EEO Worldwide considers employment barriers as mostly a political issue which could be overcome through political incentives.

Employment barriers affect the public, including businesses and government offices; they create uncertainty in the world, suppressing the common thread that binds several related sectors – political, business, and public – together. For this reason, EEO Worldwide seeks a political awareness of employment barriers in the world.

  • With job discrimination practices in a country, it sets an unfair competition against foreign competitors. This is not only consequential for international businesses which already practice EEO, but it also shows that one nation ruthlessly exploits its human resources.
  • With EEO, it is the basic standard of any society from which every sector enters into equal competition for human resources in a country and among countries.

Against employment barriers in the world is a political issue among nations because each society intends to advance its people. Most political leaders acknowledge its importance as fairness and is a common civilized value that runs through every human being, constituting a common civilized standard is all societies.

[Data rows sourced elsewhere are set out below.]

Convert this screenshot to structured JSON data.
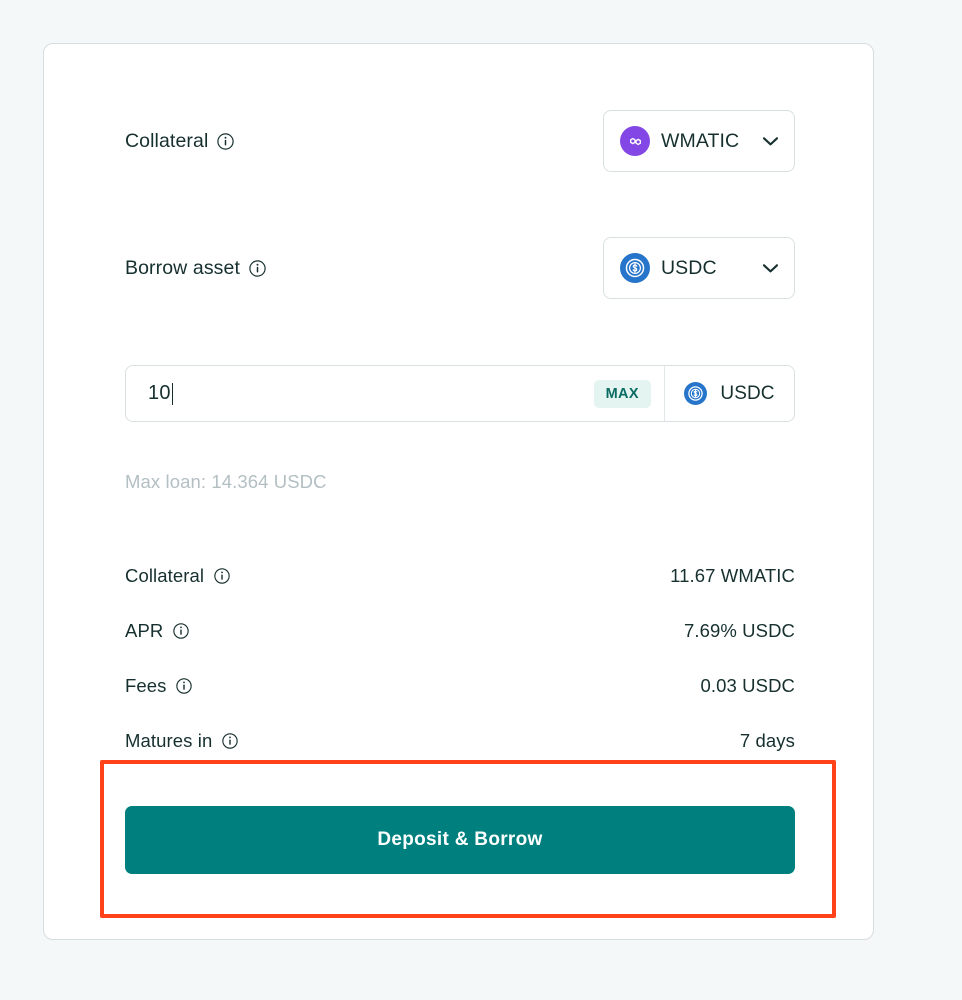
{
  "form": {
    "collateral_field": {
      "label": "Collateral",
      "info_icon": "info-icon",
      "selected": "WMATIC",
      "token_icon": "wmatic-token-icon",
      "chevron_icon": "chevron-down-icon"
    },
    "borrow_field": {
      "label": "Borrow asset",
      "info_icon": "info-icon",
      "selected": "USDC",
      "token_icon": "usdc-token-icon",
      "chevron_icon": "chevron-down-icon"
    },
    "amount_input": {
      "value": "10",
      "placeholder": "0",
      "max_label": "MAX",
      "unit": "USDC",
      "unit_icon": "usdc-token-icon",
      "helper_text": "Max loan: 14.364 USDC"
    }
  },
  "summary": {
    "rows": [
      {
        "label": "Collateral",
        "value": "11.67 WMATIC",
        "info_icon": "info-icon"
      },
      {
        "label": "APR",
        "value": "7.69% USDC",
        "info_icon": "info-icon"
      },
      {
        "label": "Fees",
        "value": "0.03 USDC",
        "info_icon": "info-icon"
      },
      {
        "label": "Matures in",
        "value": "7 days",
        "info_icon": "info-icon"
      }
    ]
  },
  "cta": {
    "label": "Deposit & Borrow"
  },
  "colors": {
    "page_background": "#f4f8f9",
    "card_background": "#ffffff",
    "card_border": "#d6dddf",
    "text_primary": "#16302f",
    "text_muted": "#b3bfc3",
    "accent_teal": "#007f7f",
    "max_badge_background": "#e3f4f1",
    "max_badge_text": "#0b6b63",
    "highlight_border": "#ff4218",
    "wmatic_purple": "#8247e5",
    "usdc_blue": "#2775ca"
  }
}
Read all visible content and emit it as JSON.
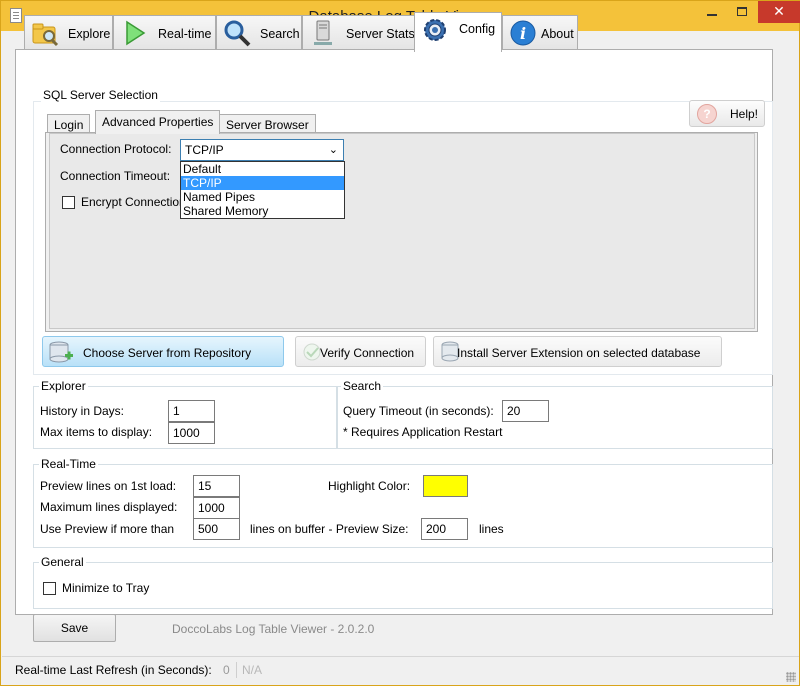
{
  "window": {
    "title": "Database Log Table Viewer",
    "minimize_glyph": "",
    "close_glyph": "✕"
  },
  "main_tabs": [
    {
      "label": "Explore",
      "icon": "folder-search-icon"
    },
    {
      "label": "Real-time",
      "icon": "play-icon"
    },
    {
      "label": "Search",
      "icon": "magnifier-icon"
    },
    {
      "label": "Server Stats",
      "icon": "server-icon"
    },
    {
      "label": "Config",
      "icon": "gear-icon",
      "active": true
    },
    {
      "label": "About",
      "icon": "info-icon"
    }
  ],
  "sql_server": {
    "group_title": "SQL Server Selection",
    "sub_tabs": [
      {
        "label": "Login"
      },
      {
        "label": "Advanced Properties",
        "active": true
      },
      {
        "label": "Server Browser"
      }
    ],
    "help_label": "Help!",
    "help_glyph": "?",
    "connection_protocol_label": "Connection Protocol:",
    "connection_protocol_value": "TCP/IP",
    "connection_protocol_options": [
      "Default",
      "TCP/IP",
      "Named Pipes",
      "Shared Memory"
    ],
    "connection_timeout_label": "Connection Timeout:",
    "encrypt_connection_label": "Encrypt Connection",
    "buttons": {
      "choose_server": "Choose Server from Repository",
      "verify_connection": "Verify Connection",
      "install_extension": "Install Server Extension on selected database"
    }
  },
  "explorer": {
    "group_title": "Explorer",
    "history_days_label": "History in Days:",
    "history_days_value": "1",
    "max_items_label": "Max items to display:",
    "max_items_value": "1000"
  },
  "search": {
    "group_title": "Search",
    "query_timeout_label": "Query Timeout (in seconds):",
    "query_timeout_value": "20",
    "restart_note": "* Requires Application Restart"
  },
  "realtime": {
    "group_title": "Real-Time",
    "preview_lines_label": "Preview lines on 1st load:",
    "preview_lines_value": "15",
    "max_lines_label": "Maximum lines displayed:",
    "max_lines_value": "1000",
    "use_preview_label": "Use Preview if more than",
    "use_preview_value": "500",
    "lines_on_buffer_label": "lines on buffer  - Preview Size:",
    "preview_size_value": "200",
    "lines_label": "lines",
    "highlight_color_label": "Highlight Color:",
    "highlight_color": "#ffff00"
  },
  "general": {
    "group_title": "General",
    "minimize_to_tray_label": "Minimize to Tray"
  },
  "footer": {
    "save_label": "Save",
    "version_text": "DoccoLabs Log Table Viewer - 2.0.2.0"
  },
  "statusbar": {
    "refresh_label": "Real-time Last Refresh (in Seconds):",
    "refresh_value": "0",
    "last_value": "N/A"
  }
}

EEO emphasizes and stands for a standardized value against employment discrimination, and this value is explicitly objectified in terms of a political issue concerning the globalization of employment anti-discriminatory hiring practices.

Each country must tailor fit its own legislation to accommodate anti-discriminatory hiring practices.

In certain cases, corrective actions are necessary in order to bring about a balance work force. This might supersede if it attempts to correct past employment discrimination.

With respect to searching for international employees, a local employer is obligated to find a local resident with reasonable qualifications to fill that position. If nobody could be found, an international search is justified. All this does not imply that an employer has to make a job requirement unreasonable. Job descriptions and specifications should match skills and qualifications that are normally available in the country where the position is offered.